Two new treatments are changing the landscape for some patients with breast cancer: abemaciclib and ribociclib. In recent research, a team of researchers from Canada addressed these newer treatment options for adult patients diagnosed with early hormone-receptor (HR)-positive and human epidermal growth factor receptor 2 (HER2)-negative breast cancer in a review article published in Therapeutic Advances in Medical Oncology.1

Image credit: Seventyfour | stock.adobe.com

Image credit: Seventyfour | stock.adobe.com

The basis for the review article was 4 clinical trials: PALLAS, PENELOPE-B, monarchE, and NATALEE. Palbociclib plus endocrine therapy was equally as efficacious as endocrine therapy alone in PALLAS and PENELOPE-B, so the remaining 2 trials were the primary focus of the article.
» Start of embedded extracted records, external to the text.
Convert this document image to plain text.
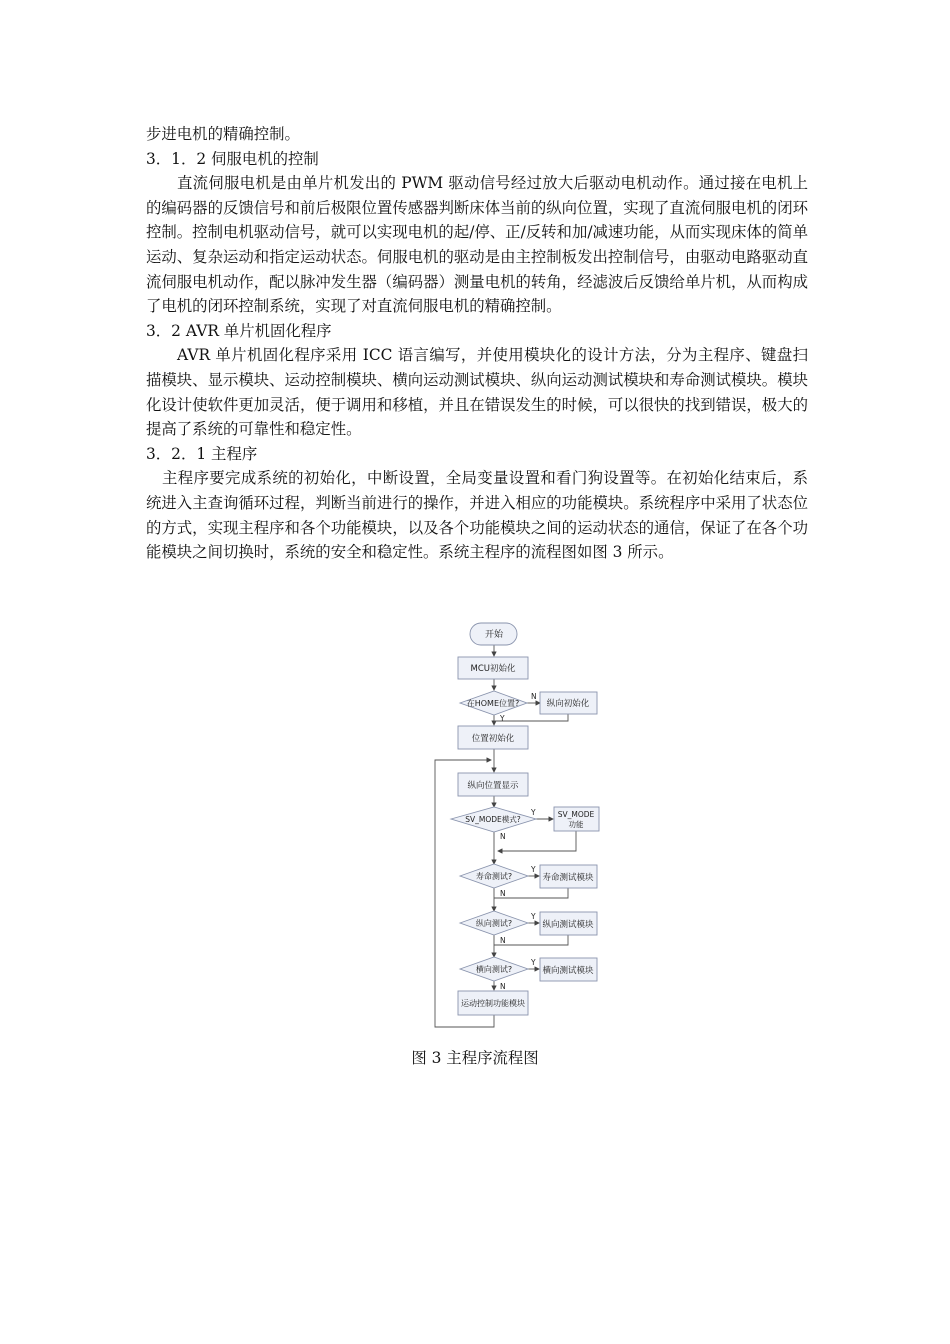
步进电机的精确控制。
3．1．2 伺服电机的控制
直流伺服电机是由单片机发出的 PWM 驱动信号经过放大后驱动电机动作。通过接在电机上的编码器的反馈信号和前后极限位置传感器判断床体当前的纵向位置，实现了直流伺服电机的闭环控制。控制电机驱动信号，就可以实现电机的起/停、正/反转和加/减速功能，从而实现床体的简单运动、复杂运动和指定运动状态。伺服电机的驱动是由主控制板发出控制信号，由驱动电路驱动直流伺服电机动作，配以脉冲发生器（编码器）测量电机的转角，经滤波后反馈给单片机，从而构成了电机的闭环控制系统，实现了对直流伺服电机的精确控制。
3．2 AVR 单片机固化程序
AVR 单片机固化程序采用 ICC 语言编写，并使用模块化的设计方法，分为主程序、键盘扫描模块、显示模块、运动控制模块、横向运动测试模块、纵向运动测试模块和寿命测试模块。模块化设计使软件更加灵活，便于调用和移植，并且在错误发生的时候，可以很快的找到错误，极大的提高了系统的可靠性和稳定性。
3．2．1 主程序
主程序要完成系统的初始化，中断设置，全局变量设置和看门狗设置等。在初始化结束后，系统进入主查询循环过程，判断当前进行的操作，并进入相应的功能模块。系统程序中采用了状态位的方式，实现主程序和各个功能模块，以及各个功能模块之间的运动状态的通信，保证了在各个功能模块之间切换时，系统的安全和稳定性。系统主程序的流程图如图 3 所示。
开始
MCU初始化
在HOME位置?
N
Y
纵向初始化
位置初始化
纵向位置显示
SV_MODE模式?
Y
N
SV_MODE
功能
寿命测试?
Y
N
寿命测试模块
纵向测试?
Y
N
纵向测试模块
横向测试?
Y
N
横向测试模块
运动控制功能模块
图 3 主程序流程图
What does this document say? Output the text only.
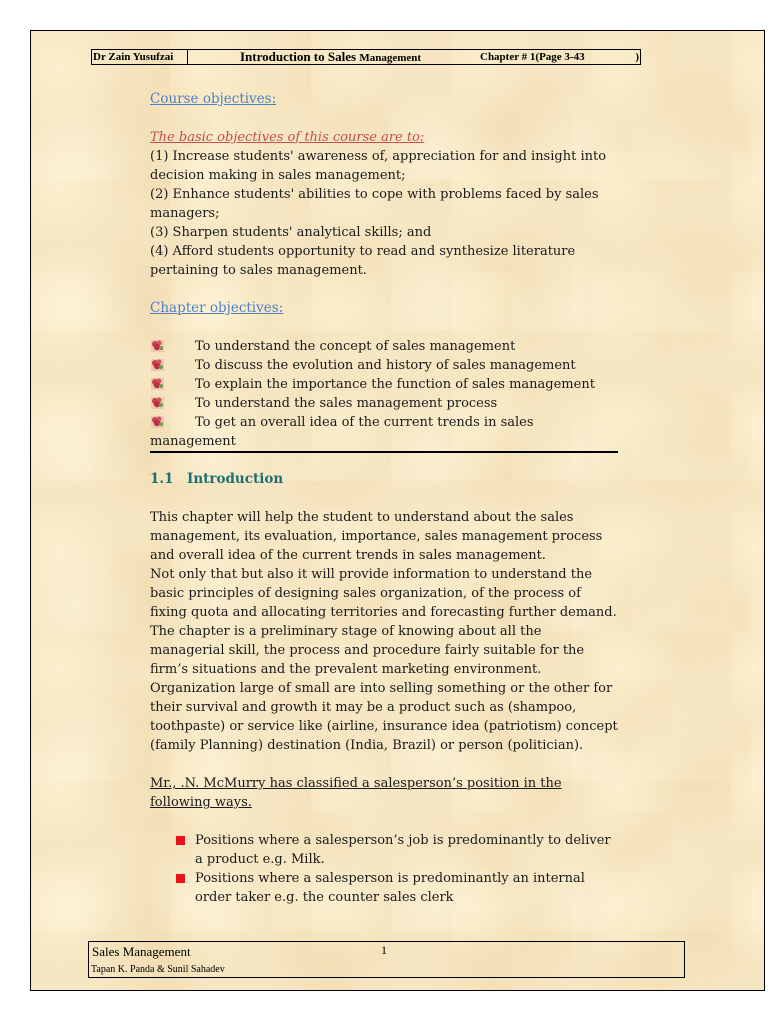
Dr Zain Yusufzai	Introduction to Sales Management	Chapter # 1(Page 3-43	)

Course objectives:

The basic objectives of this course are to:

(1) Increase students' awareness of, appreciation for and insight into decision making in sales management;

(2) Enhance students' abilities to cope with problems faced by sales managers;

(3) Sharpen students' analytical skills; and

(4) Afford students opportunity to read and synthesize literature pertaining to sales management.

Chapter objectives:

To understand the concept of sales management
To discuss the evolution and history of sales management
To explain the importance the function of sales management
To understand the sales management process
To get an overall idea of the current trends in sales management

1.1 Introduction

This chapter will help the student to understand about the sales management, its evaluation, importance, sales management process and overall idea of the current trends in sales management.

Not only that but also it will provide information to understand the basic principles of designing sales organization, of the process of fixing quota and allocating territories and forecasting further demand.

The chapter is a preliminary stage of knowing about all the managerial skill, the process and procedure fairly suitable for the firm’s situations and the prevalent marketing environment.

Organization large of small are into selling something or the other for their survival and growth it may be a product such as (shampoo, toothpaste) or service like (airline, insurance idea (patriotism) concept (family Planning) destination (India, Brazil) or person (politician).

Mr., .N. McMurry has classified a salesperson’s position in the following ways.

Positions where a salesperson’s job is predominantly to deliver a product e.g. Milk.
Positions where a salesperson is predominantly an internal order taker e.g. the counter sales clerk
Sales Management	1
Tapan K. Panda & Sunil Sahadev
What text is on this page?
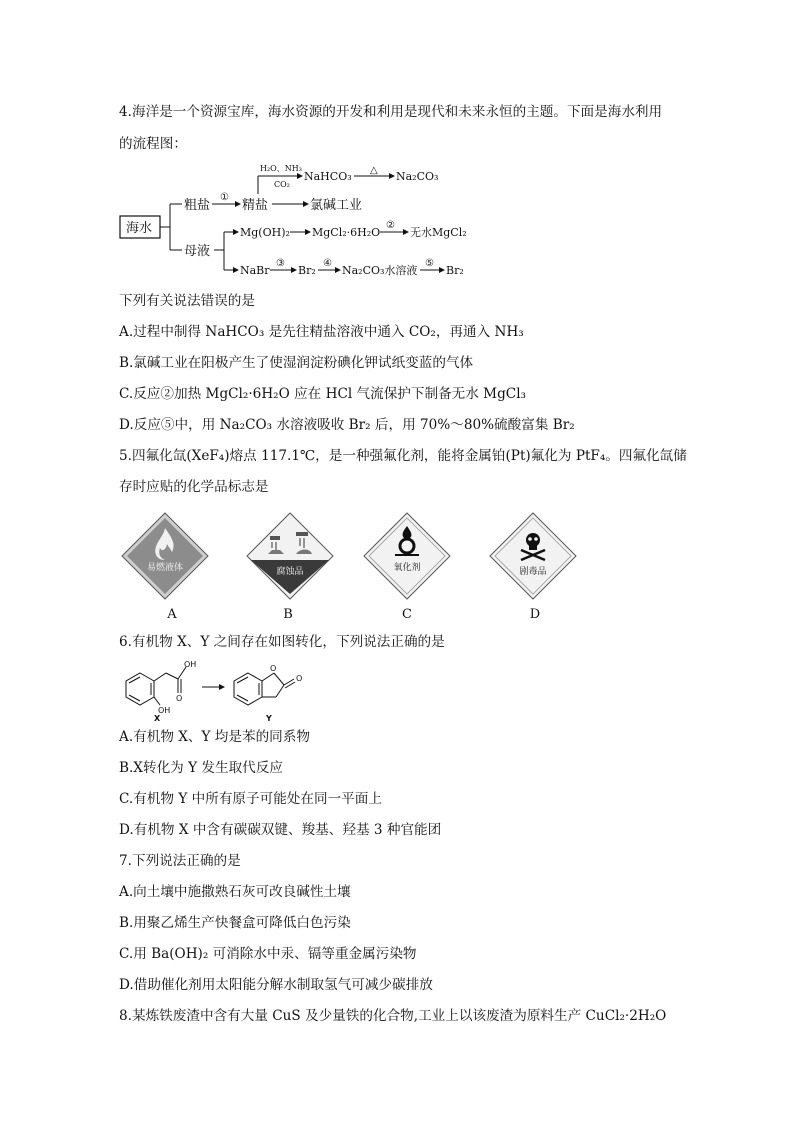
4.海洋是一个资源宝库，海水资源的开发和利用是现代和未来永恒的主题。下面是海水利用
的流程图：
海水
粗盐
母液
①
精盐
H₂O、NH₃
CO₂
NaHCO₃ △ Na₂CO₃
氯碱工业
Mg(OH)₂ MgCl₂·6H₂O
②
无水MgCl₂
NaBr
③
Br₂
④
Na₂CO₃水溶液
⑤
Br₂
下列有关说法错误的是
A.过程中制得 NaHCO₃ 是先往精盐溶液中通入 CO₂，再通入 NH₃
B.氯碱工业在阳极产生了使湿润淀粉碘化钾试纸变蓝的气体
C.反应②加热 MgCl₂·6H₂O 应在 HCl 气流保护下制备无水 MgCl₃
D.反应⑤中，用 Na₂CO₃ 水溶液吸收 Br₂ 后，用 70%～80%硫酸富集 Br₂
5.四氟化氙(XeF₄)熔点 117.1℃，是一种强氟化剂，能将金属铂(Pt)氟化为 PtF₄。四氟化氙储
存时应贴的化学品标志是
易燃液体
A
腐蚀品
B
氧化剂
C
剧毒品
D
6.有机物 X、Y 之间存在如图转化，下列说法正确的是
OH
O
OH
X
O
O
Y
A.有机物 X、Y 均是苯的同系物
B.X转化为 Y 发生取代反应
C.有机物 Y 中所有原子可能处在同一平面上
D.有机物 X 中含有碳碳双键、羧基、羟基 3 种官能团
7.下列说法正确的是
A.向土壤中施撒熟石灰可改良碱性土壤
B.用聚乙烯生产快餐盒可降低白色污染
C.用 Ba(OH)₂ 可消除水中汞、镉等重金属污染物
D.借助催化剂用太阳能分解水制取氢气可减少碳排放
8.某炼铁废渣中含有大量 CuS 及少量铁的化合物,工业上以该废渣为原料生产 CuCl₂·2H₂O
The patient age range in the trials was 23 to 89 for abemaciclib and 24 to 90 for ribociclib.1

Abemaciclib and ribociclib are 2 new CDK4/6 inhibitors indicated to prevent breast cancer recurrence after treatment.1Trial participants received a CDK4/6 inhibitor in combination with adjuvant endocrine therapy such as tamoxifen or an aromatase inhibitor.2 Patients received abemaciclib 150 mg twice a day with endocrine therapy in the monarchE trial, whereas patients enrolled in the NATALEE trial received non-steroidal aromatase inhibitors (NSAI) and ribociclib 400 mg once daily for 3 weeks, then paused taking medication for 1 week.1

Researchers observed that abemaciclib with endocrine therapy caused diarrhea in 84% of patients, neutropenia in 46% of patients, and fatigue in 41% of patients.1 Among those who received only endocrine therapy, 38% of patients experienced arthralgia, 23% experienced hot flushes, and 18% were fatigued, all to varying degrees.1

Abemaciclib alone severely lowered all white blood cell counts at a frequency of 11% and neutrophils at a rate of 20% and resulted in severe diarrhea among 8% of participants in the monarchE trial.1 Meanwhile, ribociclib resulted in severe neutropenia among 44% of patients and severely raised liver enzymes in 9% of patients.1 A majority of patients (62%) who received ribociclib with an NSAI experienced severe adverse effects compared with just 18% of patients who received an NSAI medication alone.1

Finally, patients who received abemaciclib plus endocrine therapy had a 6% lower mortality after 4 years and a 7.6% lower mortality after 5 years than those who received endocrine therapy alone.1

Ribociclib plus NSAI only provided a 4.9% improvement after 4 years. Population risk level and survival end points were different in the 2 trials.1

Selecting between abemaciclib and ribociclib in early HR-positive, HER2-negative breast cancer requires careful consideration of trial evidence, toxicity profiles, and patient-specific factors. Abemaciclib offers a modestly greater survival benefit over ribociclib but carries a higher risk of gastrointestinal adverse effects, whereas ribociclib is associated with more hematologic and hepatic toxicities. The differences in study populations, treatment regimens, and end points underscore the importance of shared decision-making between oncologists and patients to tailor therapy to clinical needs, comorbidities, and patient preferences.

REFERENCES
  1. Hussain M, Brezden-Masley C, Chia S, Curigliano G, Webster M, Henning JW. Clinician’s guide: expert insights on the use of CDK4/6 inhibitors in patients with early breast cancer. Ther Adv Med Oncol. 2025. doi:10.1177/17588359251326710
  2. Rao RD, Cobleigh MA. Adjuvant endocrine therapy for breast cancer. Oncology (Williston Park). 2012;26(6):541-547.